Stamp duty is a type of tax that must, inevitably, be paid on any instrument relating to a property transaction in India. Avoiding or under-paying it could lead to serious consequences for the buyer who is, generally, the one to pay this tax. Introduced in India by the British under the Indian Stamp Act in 1899, it is still relevant and enforced though with some amendments to the act made at various times.
Both the central and the state governments levy the stamp duty for transactions that come under their purview. The central government fixes stamp duty on Bills of Exchange, Cheques, Promissory Notes, Bill of Landing, Letter of Credit, Insurance policies, Transfer of Shares, Debentures and Receipts. The state governments levy stamp duty on Sale Deed, Gift Deed, Deeds of Mortgage and Lease, License, Settlement, Partition Deed etc.
Unfortunately, the percentage of stamp duty is not the same across the different states in India. Each state government has its own stamp duty law and therefore, before a buyer enters into any transaction, he would do well to check the stamp duty rates leviable on the instruments, stated above, that come under the particular state government’s purview. Stamp duty is not levied on a transaction, but is levied on an instrument.

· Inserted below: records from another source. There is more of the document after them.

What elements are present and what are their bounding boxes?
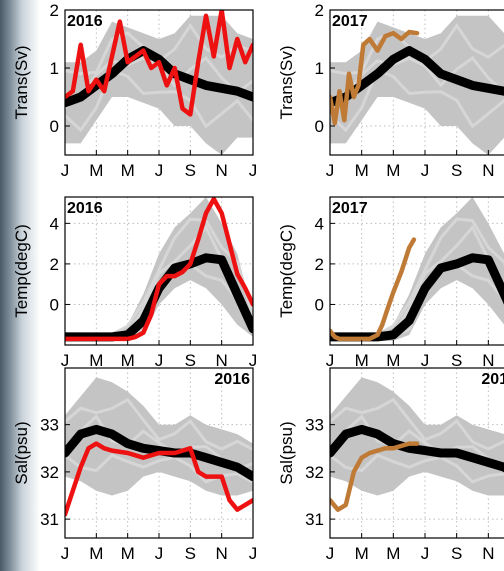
y-axis-label: Temp(degC) xyxy=(277,224,296,318)
x-tick-label: J xyxy=(249,544,258,563)
climatology-year-line xyxy=(65,68,253,133)
year-label: 2016 xyxy=(214,371,250,388)
x-tick-label: J xyxy=(326,351,335,370)
x-tick-label: M xyxy=(355,351,369,370)
year-2017-line xyxy=(330,237,417,342)
y-tick-label: 33 xyxy=(305,416,324,435)
y-tick-label: 0 xyxy=(50,295,59,314)
climatology-year-line xyxy=(65,397,253,451)
year-label: 2016 xyxy=(67,200,103,217)
x-tick-label: M xyxy=(89,161,103,180)
y-tick-label: 0 xyxy=(315,295,324,314)
x-tick-label: N xyxy=(216,544,228,563)
x-tick-label: M xyxy=(89,351,103,370)
x-tick-label: M xyxy=(386,351,400,370)
x-tick-label: J xyxy=(155,544,164,563)
x-tick-label: S xyxy=(185,161,196,180)
x-tick-label: M xyxy=(121,161,135,180)
x-tick-label: M xyxy=(386,544,400,563)
climatology-mean-line xyxy=(330,46,504,108)
series-group xyxy=(65,197,253,342)
series-group xyxy=(330,15,504,155)
y-tick-label: 1 xyxy=(50,59,59,78)
series-group xyxy=(65,10,253,155)
climatology-spread-band xyxy=(330,197,504,341)
year-label: 2016 xyxy=(67,13,103,30)
year-2017-line xyxy=(330,441,420,512)
x-tick-label: S xyxy=(185,351,196,370)
y-axis-label: Sal(psu) xyxy=(12,421,31,484)
y-tick-label: 4 xyxy=(50,214,59,233)
y-axis-label: Temp(degC) xyxy=(12,224,31,318)
climatology-year-line xyxy=(330,397,504,451)
x-tick-label: N xyxy=(482,351,494,370)
x-tick-label: S xyxy=(185,544,196,563)
climatology-year-line xyxy=(330,68,504,133)
x-tick-label: N xyxy=(216,161,228,180)
x-tick-label: M xyxy=(121,544,135,563)
x-tick-label: M xyxy=(355,544,369,563)
y-tick-label: 0 xyxy=(50,117,59,136)
series-group xyxy=(330,377,504,512)
y-tick-label: 32 xyxy=(40,463,59,482)
x-tick-label: J xyxy=(421,351,430,370)
year-2016-line xyxy=(65,441,253,517)
year-label: 2017 xyxy=(332,13,368,30)
climatology-mean-line xyxy=(330,424,504,473)
y-tick-label: 4 xyxy=(315,214,324,233)
climatology-mean-line xyxy=(65,46,253,108)
x-tick-label: M xyxy=(89,544,103,563)
y-axis-label: Sal(psu) xyxy=(277,421,296,484)
climatology-year-line xyxy=(330,453,504,484)
y-tick-label: 2 xyxy=(50,1,59,20)
x-tick-label: J xyxy=(155,161,164,180)
y-axis-label: Trans(Sv) xyxy=(12,46,31,120)
series-group xyxy=(330,197,504,342)
x-tick-label: S xyxy=(451,544,462,563)
series-group xyxy=(65,377,253,517)
x-tick-label: J xyxy=(61,351,70,370)
y-tick-label: 0 xyxy=(315,117,324,136)
x-tick-label: M xyxy=(121,351,135,370)
y-tick-label: 31 xyxy=(40,510,59,529)
x-tick-label: J xyxy=(249,351,258,370)
x-tick-label: J xyxy=(155,351,164,370)
x-tick-label: J xyxy=(421,544,430,563)
x-tick-label: S xyxy=(451,351,462,370)
y-tick-label: 32 xyxy=(305,463,324,482)
year-2017-line xyxy=(330,29,420,126)
y-axis-label: Trans(Sv) xyxy=(277,46,296,120)
year-label: 2017 xyxy=(332,200,368,217)
y-tick-label: 1 xyxy=(315,59,324,78)
x-tick-label: M xyxy=(386,161,400,180)
x-tick-label: N xyxy=(216,351,228,370)
year-2016-line xyxy=(65,197,253,342)
y-tick-label: 33 xyxy=(40,416,59,435)
x-tick-label: N xyxy=(482,161,494,180)
x-tick-label: J xyxy=(249,161,258,180)
x-tick-label: J xyxy=(421,161,430,180)
year-label: 2017 xyxy=(481,371,504,388)
x-tick-label: J xyxy=(61,544,70,563)
climatology-mean-line xyxy=(65,424,253,482)
y-tick-label: 2 xyxy=(315,1,324,20)
year-2016-line xyxy=(65,10,253,117)
x-tick-label: J xyxy=(61,161,70,180)
x-tick-label: J xyxy=(326,544,335,563)
y-tick-label: 2 xyxy=(50,255,59,274)
x-tick-label: J xyxy=(326,161,335,180)
x-tick-label: M xyxy=(355,161,369,180)
x-tick-label: N xyxy=(482,544,494,563)
x-tick-label: S xyxy=(451,161,462,180)
y-tick-label: 2 xyxy=(315,255,324,274)
y-tick-label: 31 xyxy=(305,510,324,529)
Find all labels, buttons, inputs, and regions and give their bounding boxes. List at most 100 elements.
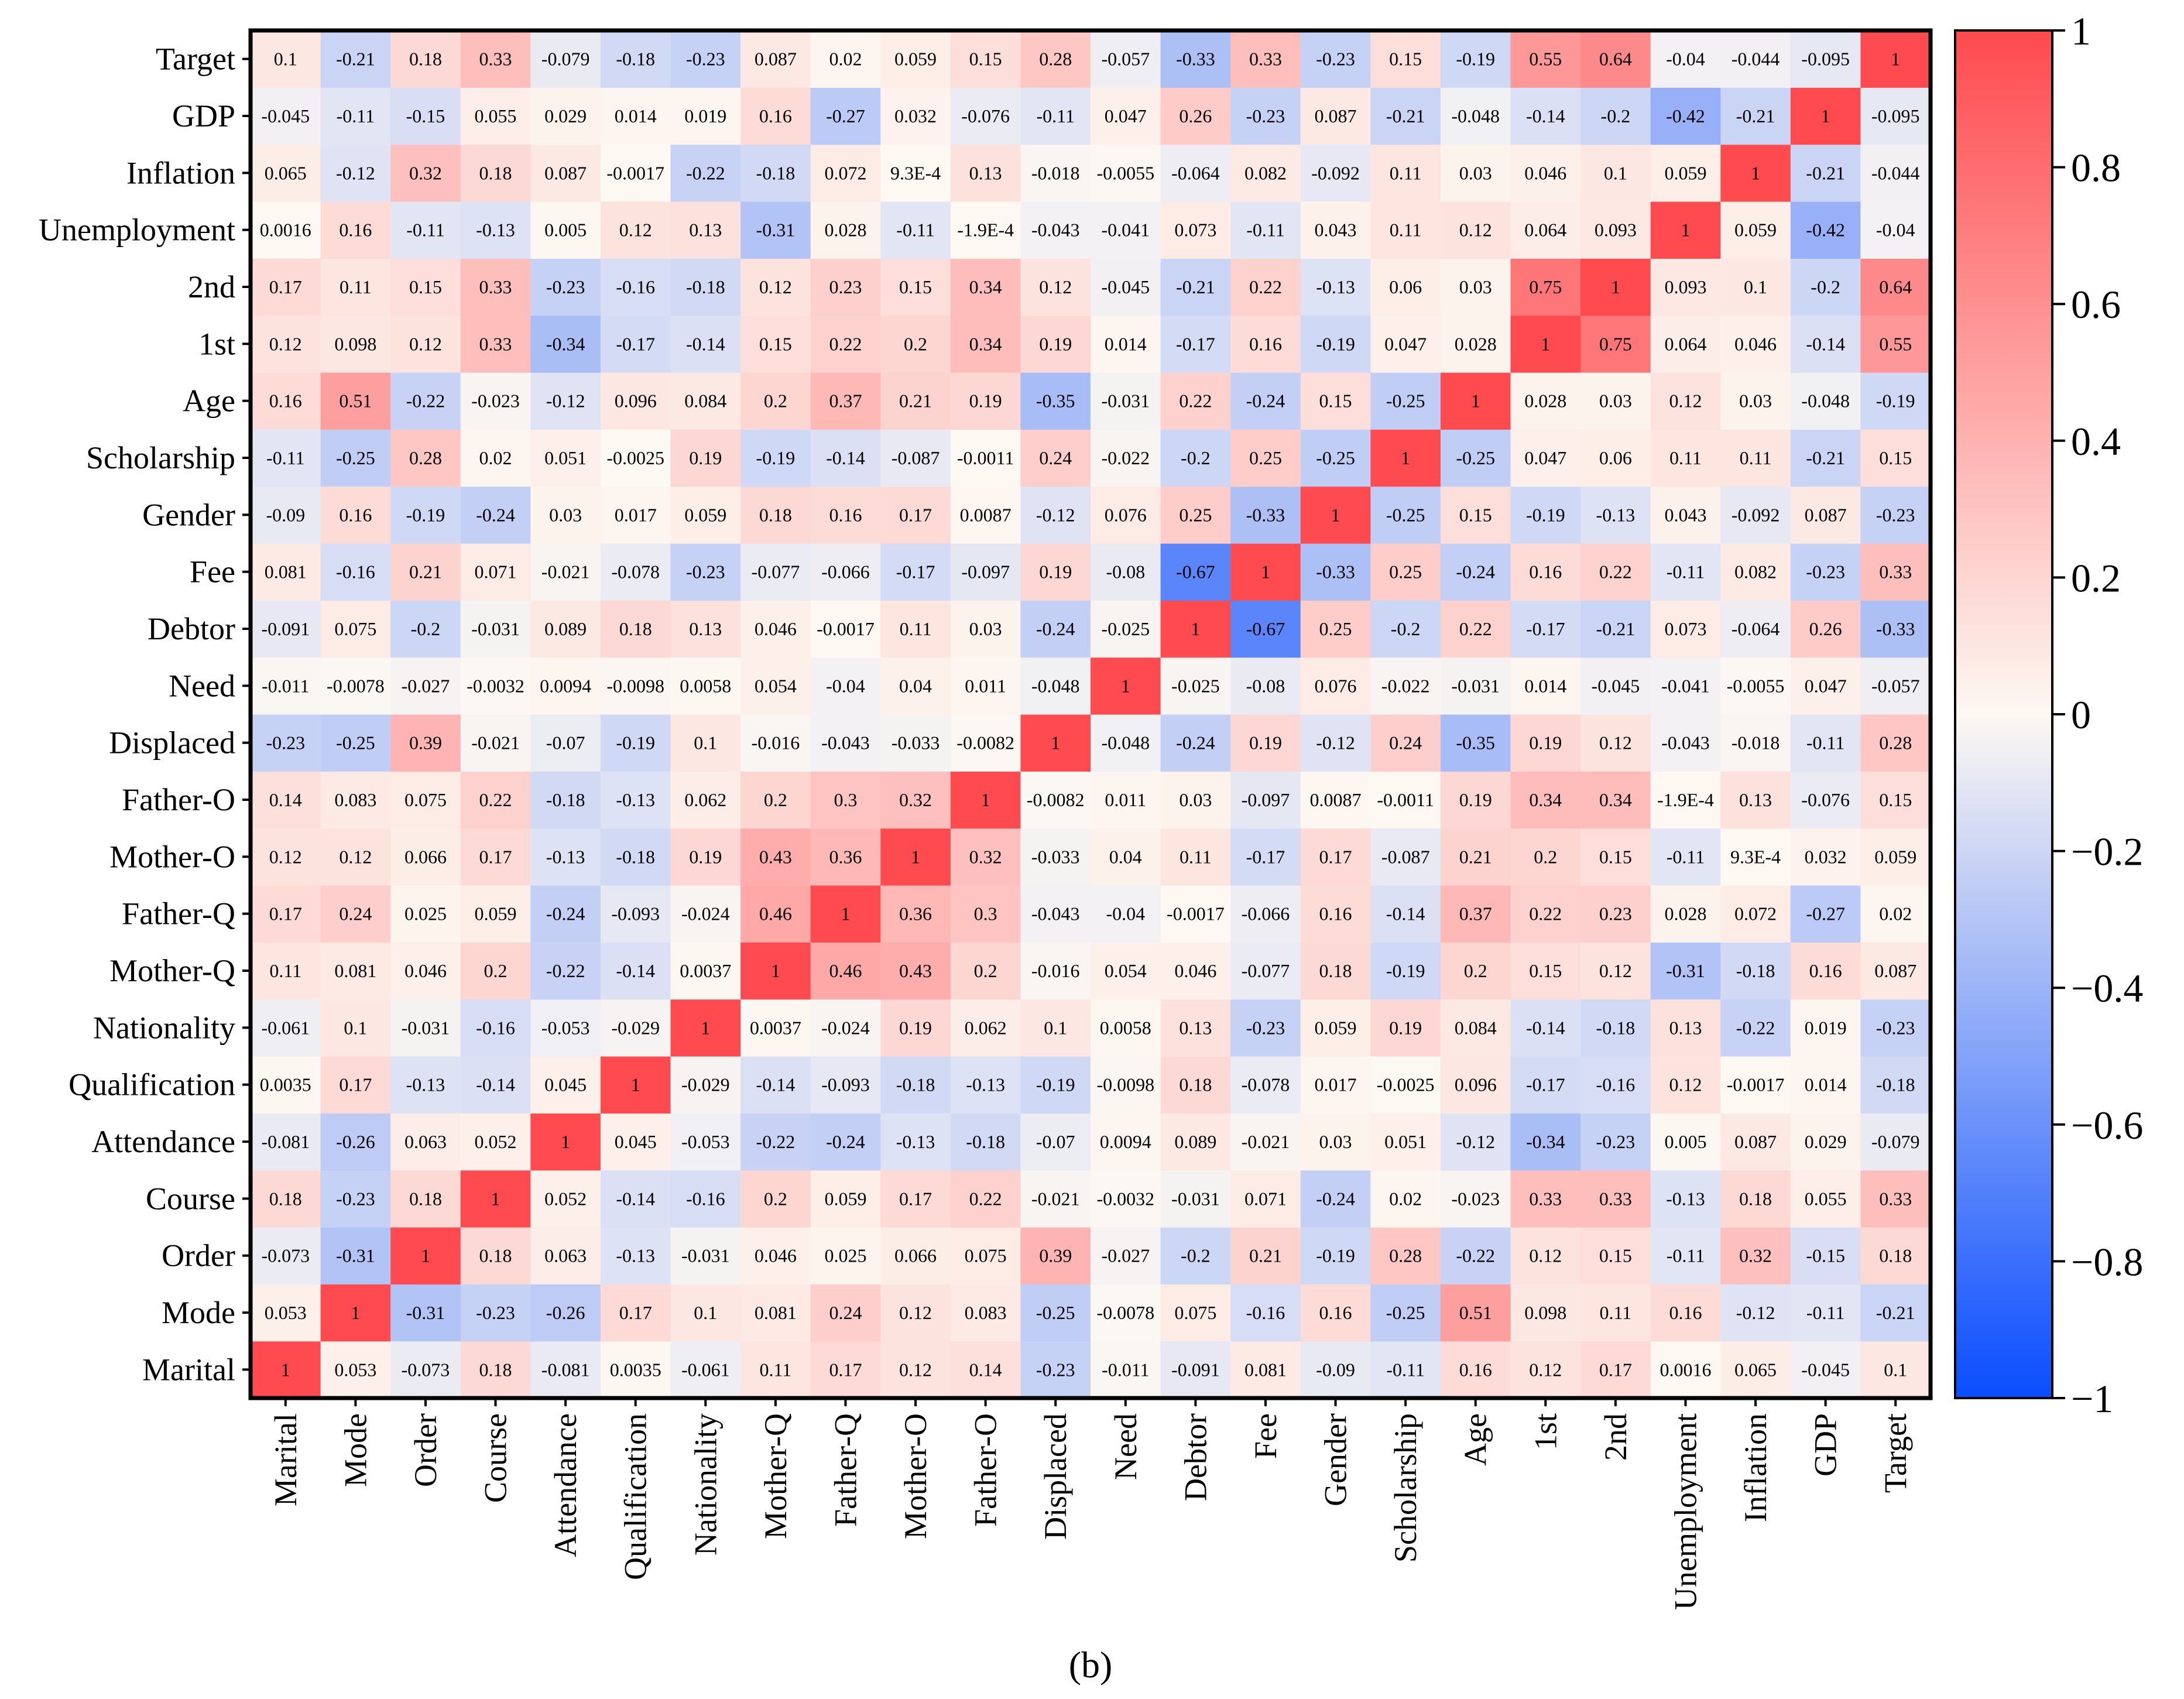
cell-value-label: 1 <box>351 1302 360 1323</box>
cell-value-label: 0.46 <box>829 960 862 981</box>
heatmap-cell <box>1790 144 1861 202</box>
cell-value-label: 0.055 <box>475 105 517 126</box>
cell-value-label: 0.55 <box>1529 49 1562 70</box>
heatmap-cell <box>390 1056 461 1114</box>
cell-value-label: 0.046 <box>755 618 797 639</box>
heatmap-cell <box>1091 771 1161 829</box>
x-tick-label: Age <box>1458 1413 1493 1466</box>
cell-value-label: 0.011 <box>1105 789 1146 810</box>
heatmap-cell <box>530 1284 601 1342</box>
heatmap-cell <box>600 1113 671 1171</box>
cell-value-label: 0.04 <box>899 675 932 696</box>
heatmap-cell <box>880 885 951 943</box>
heatmap-cell <box>950 258 1021 316</box>
heatmap-cell <box>600 201 671 259</box>
heatmap-cell <box>1160 1113 1231 1171</box>
colorbar-tick-label: −0.4 <box>2071 966 2143 1011</box>
cell-value-label: -0.021 <box>541 561 590 583</box>
heatmap-cell <box>1440 657 1511 715</box>
heatmap-cell <box>1860 1056 1931 1114</box>
cell-value-label: -0.092 <box>1311 162 1360 183</box>
heatmap-cell <box>1720 315 1791 373</box>
heatmap-cell-labels: 1 0.053 -0.073 0.18 -0.081 0.0035 -0.061 0.11 0.… <box>260 49 1920 1381</box>
heatmap-cell <box>1860 657 1931 715</box>
cell-value-label: 0.11 <box>340 276 372 297</box>
cell-value-label: 0.19 <box>969 391 1002 412</box>
x-tick-label: Nationality <box>688 1413 723 1556</box>
heatmap-cell <box>1370 771 1441 829</box>
cell-value-label: -0.14 <box>686 333 725 354</box>
heatmap-cell <box>740 1056 811 1114</box>
heatmap-cell <box>320 258 391 316</box>
cell-value-label: -0.13 <box>406 1074 445 1095</box>
cell-value-label: 0.11 <box>900 618 932 639</box>
heatmap-cell <box>1091 942 1161 1000</box>
cell-value-label: 1 <box>1891 49 1900 70</box>
heatmap-cell <box>1790 1056 1861 1114</box>
cell-value-label: 0.13 <box>969 162 1002 183</box>
x-tick-label: Course <box>478 1413 513 1503</box>
heatmap-cell <box>1860 771 1931 829</box>
colorbar-tick-label: −0.6 <box>2071 1103 2143 1147</box>
heatmap-cell <box>530 1341 601 1399</box>
heatmap-cell <box>390 372 461 430</box>
heatmap-cell <box>1580 771 1651 829</box>
cell-value-label: 0.082 <box>1244 162 1287 183</box>
cell-value-label: -0.21 <box>1386 105 1425 126</box>
cell-value-label: -0.23 <box>1806 561 1845 583</box>
heatmap-cell <box>1440 201 1511 259</box>
heatmap-cell <box>1860 201 1931 259</box>
heatmap-cell <box>880 1284 951 1342</box>
heatmap-cell <box>1440 999 1511 1057</box>
heatmap-cell <box>1510 828 1581 886</box>
cell-value-label: 0.64 <box>1599 49 1632 70</box>
cell-value-label: -0.12 <box>1456 1131 1495 1152</box>
x-tick-label: 1st <box>1528 1413 1563 1450</box>
heatmap-cell <box>1790 771 1861 829</box>
heatmap-cell <box>950 1170 1021 1228</box>
heatmap-cell <box>1370 372 1441 430</box>
heatmap-cell <box>1370 600 1441 658</box>
heatmap-cell <box>880 600 951 658</box>
cell-value-label: -0.045 <box>261 105 310 126</box>
cell-value-label: -0.17 <box>896 561 935 583</box>
cell-value-label: 1 <box>981 789 990 810</box>
cell-value-label: -0.19 <box>1036 1074 1075 1095</box>
heatmap-cell <box>880 315 951 373</box>
cell-value-label: 0.16 <box>339 504 372 525</box>
heatmap-cell <box>1091 600 1161 658</box>
cell-value-label: -0.2 <box>411 618 441 639</box>
heatmap-cell <box>1650 144 1721 202</box>
cell-value-label: 0.04 <box>1109 846 1142 867</box>
heatmap-cell <box>460 600 531 658</box>
heatmap-cell <box>460 1056 531 1114</box>
cell-value-label: 0.17 <box>1319 846 1352 867</box>
heatmap-cell <box>1650 543 1721 601</box>
heatmap-cell <box>1720 1113 1791 1171</box>
cell-value-label: -0.07 <box>546 732 585 753</box>
cell-value-label: -0.21 <box>336 49 375 70</box>
heatmap-cell <box>1650 771 1721 829</box>
y-tick-label: Mode <box>162 1295 235 1330</box>
cell-value-label: 1 <box>911 846 920 867</box>
cell-value-label: -0.31 <box>756 220 796 241</box>
cell-value-label: 0.32 <box>409 162 442 183</box>
heatmap-cell <box>1091 1341 1161 1399</box>
cell-value-label: 0.12 <box>899 1302 932 1323</box>
cell-value-label: -0.14 <box>616 960 655 981</box>
heatmap-cell <box>600 1056 671 1114</box>
heatmap-cell <box>1020 543 1091 601</box>
cell-value-label: -0.0025 <box>1377 1074 1435 1095</box>
heatmap-cell <box>600 429 671 487</box>
heatmap-cell <box>1230 30 1301 88</box>
heatmap-cell <box>1370 1113 1441 1171</box>
cell-value-label: 0.15 <box>1599 1245 1632 1266</box>
heatmap-cell <box>1300 885 1371 943</box>
cell-value-label: -0.13 <box>896 1131 935 1152</box>
cell-value-label: -0.35 <box>1036 391 1075 412</box>
cell-value-label: -0.25 <box>1036 1302 1075 1323</box>
heatmap-cell <box>600 87 671 145</box>
heatmap-cell <box>740 1170 811 1228</box>
heatmap-cell <box>1160 315 1231 373</box>
heatmap-cell <box>1230 372 1301 430</box>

It must be noted that an instrument cannot be registered unless the relevant stamp duty is paid and without the instrument being registered it has no evidentiary value for the purpose of a legal recourse. The state of Tamil Nadu has brought in significant changes to the stamp duty and registration process by various amendments.
Previously, stamp duty was calculated @ 6% for all property transactions. The stamp duty was levied on the Undivided Share (UDS) of the property. That is, if a building with 10 equal sized apartments is built on 5000 sq. ft of land, the UDS for each apartment would be 500 sq. ft. Only the sale deed for the UDS was registered while the developer entered into a separate construction agreement which need not be registered. This provided a loop hole for developers to evade stamp duty on the built up area.
The Tamil Nadu government made amendments to the stamp duty and registration fees to plug this anomaly. Accordingly, the stamp duty has been split up into 5% stamp duty, 2% transfer duty and 1% registration fee. This has plugged the loophole as the apartment buyers, who until now, registered only the undivided share of the land (UDS) must now necessarily register their construction agreement also and pay two per cent additional charges towards it. Now the buyer pays stamp duty on the UDS (5% + 2% + 1%), and 2% of the cost of construction, to register the construction agreement. The registration charge for the UDS is based on the guideline valuation of the area while for the construction agreement it is based on the cost of the apartment (total cost less the UDS value) and other inclusions, if any, as stated in the agreement.
Besides, the construction agreement must be registered within 120 days after signing the construction agreement. All construction agreements signed after September 30th, 2013 falls under this purview. Any delay in payment of the stamp duty will invite a penalty of 2% every month to a maximum of 200% for any unpaid amount.